The UN food agency that recently forwarded various suggestions to the government to control growing food insecurity has said the government should raise investment in agriculture sector -- the mainstay of national economy -- to 20 percent of the total annual expenditure from existing five percent.
The agency has emphasized on micro-irrigation, flood and drought resistant seeds, increasing use of fertilizers and other inputs in agriculture sector to boost agriculture production within the country. It has also suggested the government to increase scientific research on changing agricultural trends such as agriculture patterns, outbreak of pests, weeds and rising infestation of diseases in farms.
The WFP has also suggested institutionalizing Disaster Risk Reduction to minimize the future impact and likelihood of landslides, monsoon flooding and glacial lake outburst floods (GLOFs) and institutionalize Nepal Food Security Monitoring and Analysis System within the government as an early warning system to agriculture and food security changes.
Renewed focus on family planning to control soaring population, national river management strategy and up scaling of successful climate resilient livelihood projects to diversify income in food-deficit areas, such as many of those currently undertaken by the government´s Poverty Alleviation Fund, have been also recommended to cope with food crisis in the country for long run.
Occasional severe drought, natural disaster, fluctuations in food production and poor access to energy sources are indications that Nepal is highly exposed to climate change.
“In Nepal, research, planning and investment must focus on adaptation to a future of increased global warming while supporting global goals for climate mitigation,” said the UN agency in its second series of WFP-Nepal Food Thought.
The WFP also stated that over the past 30 years, an increasingly capricious climate combined with 10 years of conflict, nearly two years of sustained high food prices and ongoing security concerns and population growth have reduced the ability of Nepal´s poorest households to depend upon their land to meet their basic needs.
“It is commonly expected that increasing drought, erratic monsoon, rising snow line, crop disease, pests, and severe weather conditions will increasingly reduce crop production unless substantial interventions are made,” the WFP noted.

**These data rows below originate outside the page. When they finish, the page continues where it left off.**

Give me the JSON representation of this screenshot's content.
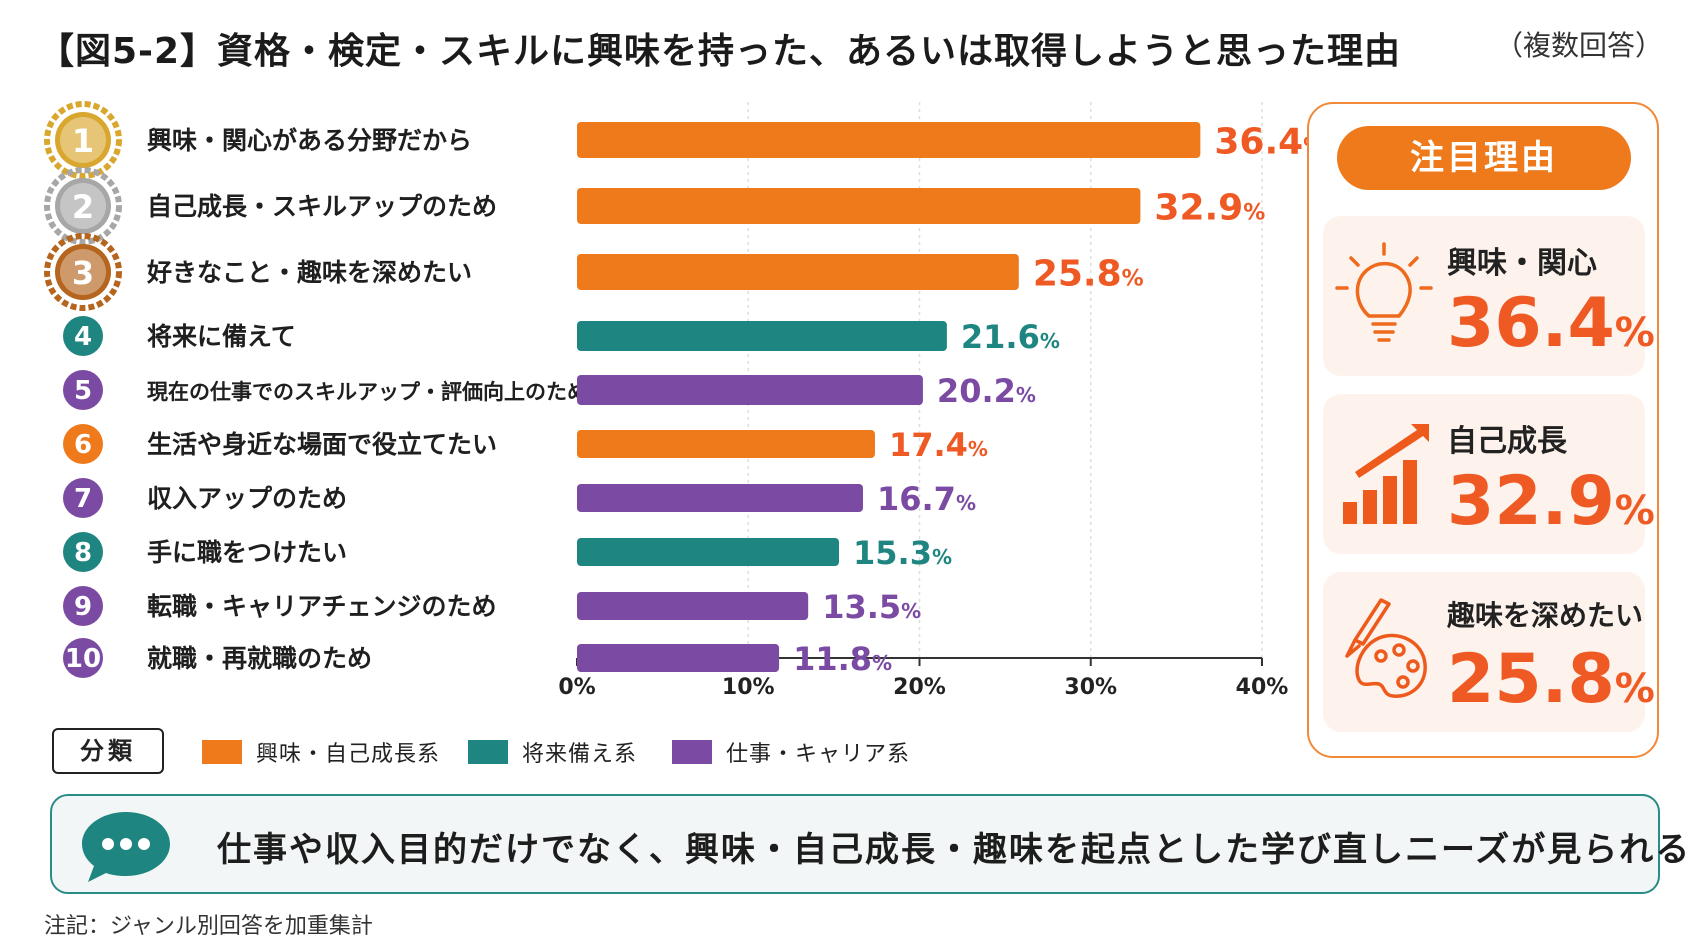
{
  "title": "【図5-2】資格・検定・スキルに興味を持った、あるいは取得しようと思った理由",
  "title_note": "（複数回答）",
  "colors": {
    "orange": "#ee7a1c",
    "teal": "#1e8580",
    "purple": "#7b4aa3",
    "red_value": "#ef5a24",
    "gold": "#d9a62e",
    "silver": "#a7a7a7",
    "bronze": "#b5651d"
  },
  "chart_data": {
    "type": "bar",
    "orientation": "horizontal",
    "categories": [
      "興味・関心がある分野だから",
      "自己成長・スキルアップのため",
      "好きなこと・趣味を深めたい",
      "将来に備えて",
      "現在の仕事でのスキルアップ・評価向上のため",
      "生活や身近な場面で役立てたい",
      "収入アップのため",
      "手に職をつけたい",
      "転職・キャリアチェンジのため",
      "就職・再就職のため"
    ],
    "ranks": [
      "1",
      "2",
      "3",
      "4",
      "5",
      "6",
      "7",
      "8",
      "9",
      "10"
    ],
    "values": [
      36.4,
      32.9,
      25.8,
      21.6,
      20.2,
      17.4,
      16.7,
      15.3,
      13.5,
      11.8
    ],
    "value_labels": [
      "36.4",
      "32.9",
      "25.8",
      "21.6",
      "20.2",
      "17.4",
      "16.7",
      "15.3",
      "13.5",
      "11.8"
    ],
    "groups": [
      "interest",
      "interest",
      "interest",
      "future",
      "career",
      "interest",
      "career",
      "future",
      "career",
      "career"
    ],
    "unit": "%",
    "xlim": [
      0,
      40
    ],
    "xticks": [
      "0%",
      "10%",
      "20%",
      "30%",
      "40%"
    ],
    "grid": true,
    "legend_position": "bottom-left"
  },
  "legend": {
    "box_label": "分類",
    "items": [
      {
        "label": "興味・自己成長系",
        "group": "interest"
      },
      {
        "label": "将来備え系",
        "group": "future"
      },
      {
        "label": "仕事・キャリア系",
        "group": "career"
      }
    ]
  },
  "side_panel": {
    "heading": "注目理由",
    "cards": [
      {
        "label": "興味・関心",
        "value": "36.4",
        "unit": "%",
        "icon": "lightbulb-icon"
      },
      {
        "label": "自己成長",
        "value": "32.9",
        "unit": "%",
        "icon": "growth-chart-icon"
      },
      {
        "label": "趣味を深めたい",
        "value": "25.8",
        "unit": "%",
        "icon": "palette-icon"
      }
    ]
  },
  "banner": {
    "icon": "speech-bubble-icon",
    "message": "仕事や収入目的だけでなく、興味・自己成長・趣味を起点とした学び直しニーズが見られる"
  },
  "footnote": "注記：ジャンル別回答を加重集計"
}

Priority in the livelihood of agriculture-reliant household -- some 80 percent of total population -- and detailed national planning on climate change have also been suggested to mitigate the impact of the climate change in agriculture sector.
Besides providing food assistance to the people in food deficit districts, the WFP is providing assistance on 1,395 hectares of irrigation systems and water harvesting ponds, 29 hectares of agricultural land development plant nurseries; 406 fish ponds; 53 apple, banana and walnut orchards; 540 hectares of tree plantation 2,863 meters of river bank reconstruction and rehabilitation.
Global Warming is expected to reduce contribution of agriculture in Gross Domestic Product (GDP) by 20 percent in ten years in developing countries.